En la solemne ceremonia de inauguración del Año de la Fe, el 11 de octubre, en la plaza de San Pedro, destacaba junto al Papa la presencia del Patriarca de Constantinopla Bartolomé I y del Primado de la Comunión Anglicana Rowan Williams. Muy significativas en aquella ocasión las palabras del Patriarca Ecuménico de las Iglesias ortodoxas: «En el actual torbellino de violencia, separación y división que va intensificándose entre pueblos y naciones, que el amor y el deseo de armonía que aquí profesamos y la comprensión que buscamos mediante el diálogo y el respeto mutuo, sirvan como modelo para nuestro mundo.» Y el día anterior, hablando a los participantes en el Sínodo de los Obispos, el arzobispo de Canterbury afirmaba que «una verdadera labor de evangelización será siempre también una nueva evangelización de nosotros mismos como cristianos» y precisaba que el viaje de los discípulos de Cristo hacia la madurez «no está organizado por un ambicioso ego, sino que es el resultado de la insistencia y de la atracción del Espíritu en nosotros».

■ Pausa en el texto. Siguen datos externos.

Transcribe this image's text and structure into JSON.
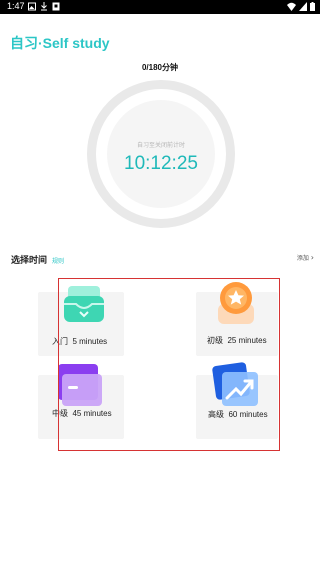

Después del entusiasmo posconciliar en el camino ecuménico, actualmente vivimos más bien un momento de desencanto respecto a los resultados concretos obtenidos. Ciertamente, han desaparecidos los anatemas y las desconfianzas viscerales recíprocas, sin embargo, el acercamiento de las diferentes Iglesias cristianas con vista a la plena comunión es lento y fatigoso, y las respectivas dinámicas eclesiales parecen favorecer el mantenimiento del statu quo más que el compromiso de avanzar hacia un pleno reconocimiento unos de otros y una unidad visible e institucional, en la legítima diversidad de tradiciones y expresiones eclesiales, de todos los cristianos.
A los cincuenta años del inicio del Concilio Vaticano II, es necesario reavivar el espíritu ecuménico que lo caracterizó. La plena unidad de los discípulos de Cristo no es optativa, es una exigencia interna de nuestra propia fe. La oración de Jesús por la perfecta unidad de sus seguidores (cf. Jn 17) deja muy claro que todos ellos, sin excepciones y sin matices, están llamados a vivir en total comunión de amor entre ellos y con Dios.

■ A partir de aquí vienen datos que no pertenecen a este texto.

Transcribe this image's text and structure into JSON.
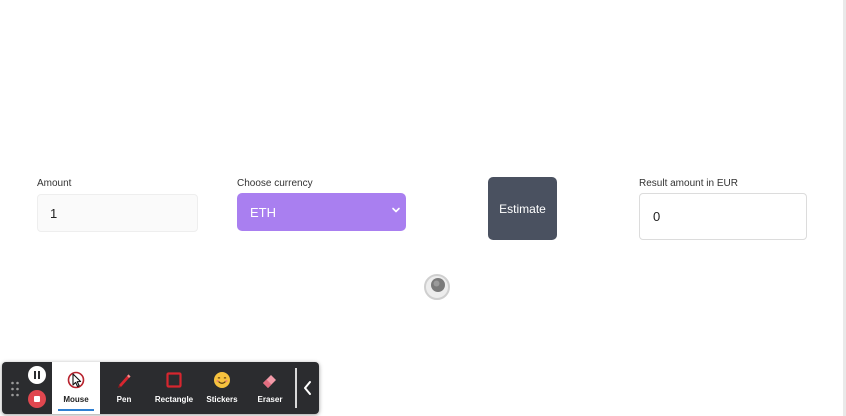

No es posible dar un testimonio creíble de la Buena Nueva de Cristo estando desunidos. Una nueva evangelización de nuestras sociedades requiere una mayor comunión dentro de nuestras respectivas Iglesias y entre las diferentes Iglesias cristianas. Esta comunión, sin embargo, exige a todos perder algo, para acoger juntos lo que el Espíritu hoy nos ofrece.